Assignment 2: Data Compression

Introduction

For this assignment, you will write a pair of C++ programs, huff and puff which will implement the Huffman data compression algorithm.

The project has a lot of moving parts, but you should find each piece to be manageable. Start early and work steadily. Cramming this on the night before it's due will be a losing strategy.

Bitstreams

Since the smallest addressable unit in C++ is a byte (8 bits), you will need to create a utility for reading and writing streams of bits.
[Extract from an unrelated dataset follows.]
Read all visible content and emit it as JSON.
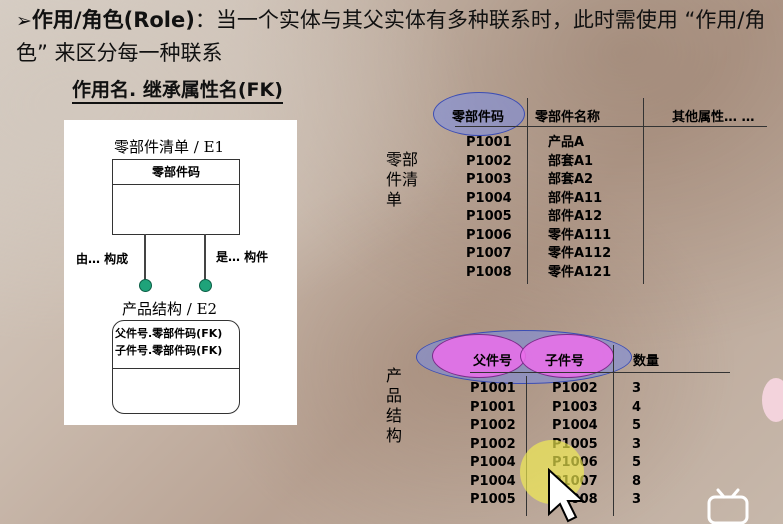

Just as standard iostreams buffer data into blocks for efficency, you will buffer bits into bytes.

The writer will have methods int putBit(unsigned int bit) and int putByte(unsigned char byte).

putBit should collect (buffer) the bits it receives until it gets 8 of them, then write out the byte.

You will also need to implement a flush() function that writes any buffered bits (adding additional zero bits to fill out the current byte) to align on the next byte boundary.

putByte should flush to the next byte boundary before writing the next byte value. Your destructor should call flush() before closing the file.

Similarly, the bitstream reader should have methods getBit() which buffers the bits as needed and getByte(). which advances to the next byte boundary and reads the next byte.

While this may seem trivial, you have some decisions to make. Should you write one class or two. Should the stream read from standard I/O, an open iostream object, or a filename to be opened by your class? Should your bits be big endian or little endian? What other convenience functions will you need? Is there common code that may be shared between the reader and the writer?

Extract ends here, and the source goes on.